By decreasing the power that certain on-page factors have, Google has been able to remove the ability for spammers to brute force their way to the first page. Instead, they are valuing long content that answers the searcher’s questions. They track this by measuring bounce rate and time on page.

These signals are all used by Google to figure out how the searcher reacted to your page in comparison to similar content in your industry. These messages give them an idea of the value of your website.

That’s why you need to ignore the old on-page tactics and focus on creating content for humans rather than robots. Humans are who will be reading the pages; humans are the ones who will buy your products and people are the ones who will create backlinks and social signals that will help you to rank.

Keyword stuffing

Spammer learned that in old versions of the algorithm it was reliant on counting the keywords on the page. This number was used to tell the system the topic of the page.

However, with the adoption of Latent Semantic Indexing (LSI), there is no need to be stuffing keywords onto the page.

In fact, you can even rank for keywords that don’t appear anywhere on the page.
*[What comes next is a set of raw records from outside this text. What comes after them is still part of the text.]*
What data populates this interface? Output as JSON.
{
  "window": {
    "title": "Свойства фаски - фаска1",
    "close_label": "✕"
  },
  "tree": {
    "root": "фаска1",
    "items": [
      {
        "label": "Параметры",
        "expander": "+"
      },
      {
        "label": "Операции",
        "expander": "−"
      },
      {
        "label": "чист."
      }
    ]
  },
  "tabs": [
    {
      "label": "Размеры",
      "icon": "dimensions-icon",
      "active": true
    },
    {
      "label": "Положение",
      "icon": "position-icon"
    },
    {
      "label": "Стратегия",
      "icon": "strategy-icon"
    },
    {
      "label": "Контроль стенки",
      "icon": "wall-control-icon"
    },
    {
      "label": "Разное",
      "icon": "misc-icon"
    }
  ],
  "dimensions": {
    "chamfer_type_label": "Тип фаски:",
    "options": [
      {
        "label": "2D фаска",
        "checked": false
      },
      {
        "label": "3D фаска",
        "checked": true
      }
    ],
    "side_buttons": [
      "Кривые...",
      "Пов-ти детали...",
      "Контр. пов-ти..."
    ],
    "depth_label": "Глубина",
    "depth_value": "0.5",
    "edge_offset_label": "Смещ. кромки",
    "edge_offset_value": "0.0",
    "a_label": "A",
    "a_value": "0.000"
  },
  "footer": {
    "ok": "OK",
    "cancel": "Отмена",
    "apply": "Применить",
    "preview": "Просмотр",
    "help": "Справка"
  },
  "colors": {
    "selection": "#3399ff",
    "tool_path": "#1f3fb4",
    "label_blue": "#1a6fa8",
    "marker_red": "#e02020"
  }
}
Google is excellent at figuring out the intent of the phrases that searchers are using and giving them the results that they want to see.
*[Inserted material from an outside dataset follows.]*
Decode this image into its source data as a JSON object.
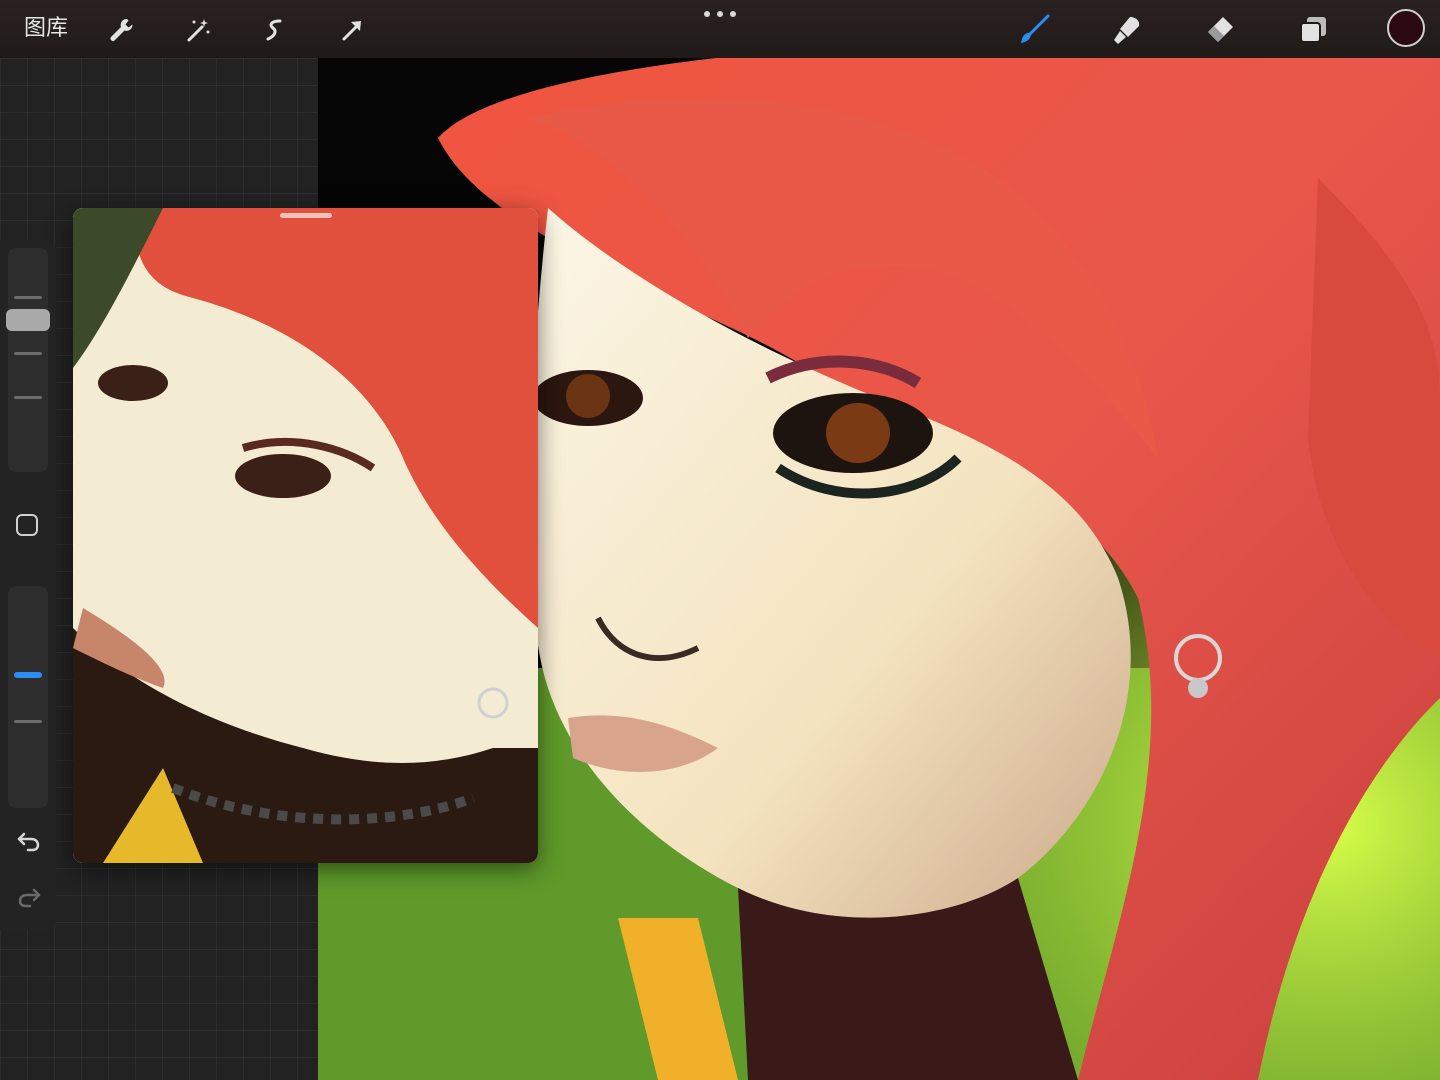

Writing without thinking about SEO is always good advice, but even when you write without worrying about keywords, it’s possible to overuse them.

It’s important that you stay under 1% keyword density, but many SEO’s would argue that staying below 0.2% is best.
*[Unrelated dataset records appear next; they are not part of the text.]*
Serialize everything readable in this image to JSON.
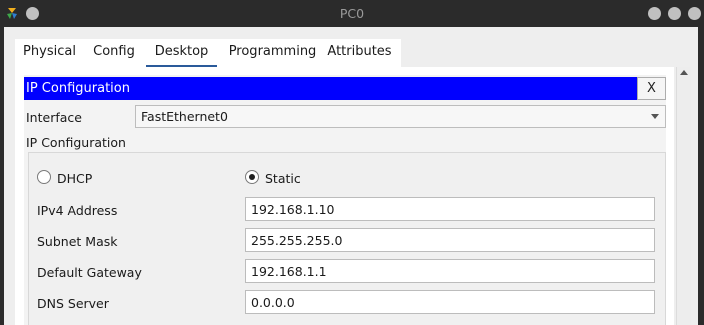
{
  "window": {
    "title": "PC0"
  },
  "tabs": [
    {
      "label": "Physical"
    },
    {
      "label": "Config"
    },
    {
      "label": "Desktop",
      "active": true
    },
    {
      "label": "Programming"
    },
    {
      "label": "Attributes"
    }
  ],
  "panel": {
    "header_title": "IP Configuration",
    "close_label": "X",
    "interface_label": "Interface",
    "interface_value": "FastEthernet0",
    "section_label": "IP Configuration"
  },
  "ip_config": {
    "dhcp_label": "DHCP",
    "static_label": "Static",
    "selected_mode": "Static",
    "ipv4_label": "IPv4 Address",
    "ipv4_value": "192.168.1.10",
    "subnet_label": "Subnet Mask",
    "subnet_value": "255.255.255.0",
    "gateway_label": "Default Gateway",
    "gateway_value": "192.168.1.1",
    "dns_label": "DNS Server",
    "dns_value": "0.0.0.0"
  },
  "colors": {
    "header_blue": "#0000ff",
    "active_tab_underline": "#2a5a9a"
  }
}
Regardless of your KW density, you’ll also want to avoid only using keywords in your H1-H6 tags. It’s not natural. They should appear in the content as well as in your header tags, where it’s natural.

Doorway pages

Doorway or gateway pages used to be commonly used by national and international companies. They would often be done on a per city basis and would be used to rank for different keywords, but sent all the visitors to a different page that wasn’t representative of the keyword.

For example; a company providing lawn services might rank a hundred different doorway pages with keywords like ‘lawn service NYC’ and ‘lawn service LA.’ All of these pages would lead people through to a single page which showed the companies offerings.

Google considers this to be a spam tactic and punishes companies for using it. Instead, they want to avoid duplicate pages. They would prefer you to create a single page and try to rank that for keywords instead of using doorway pages.

Bait and switch

The old bait and switch! SEO’s who couldn’t manage to rank competitive product pages would often create a page that they could use for content marketing.

However, once they’d acquired a bunch of links, they would change the substance of the page to something commercial.

This change would then cause that page to rank but was deceptive. Those links were never created to endorse this new page.

Article spinning

Programs create spun articles by replacing words with other phrases that have a similar meaning. Businesses would use these spun articles to continue publishing ‘fresh’ content and to rank for slightly different keywords.

These new posts provided zero extra value and only degraded the quality of the web. Google has made efforts to track duplicate content and punish the websites involved.

Cloaking

Cloaked content is used to show one page to the search engine crawlers and another to readers. This cloaked content might not seem too bad in theory, but in practice, you had websites ranking for terms that the page wasn’t about.

For example; you could show the search engine crawlers a page about building houses, and you would rank for related keywords. But when readers clicked the link they would be taken to a page about buying gold.

It created a horrible user experience.

Conclusion

On-page in 2017 and beyond is all about providing the best possible experience for the user. It’s still important for us to take into account what the crawlers want and how they process the content, but the readers must come first.

Your content is there to educate readers and eventually to sell them on your product or service. The only way to do that is to focus on providing them value until they are ready to buy.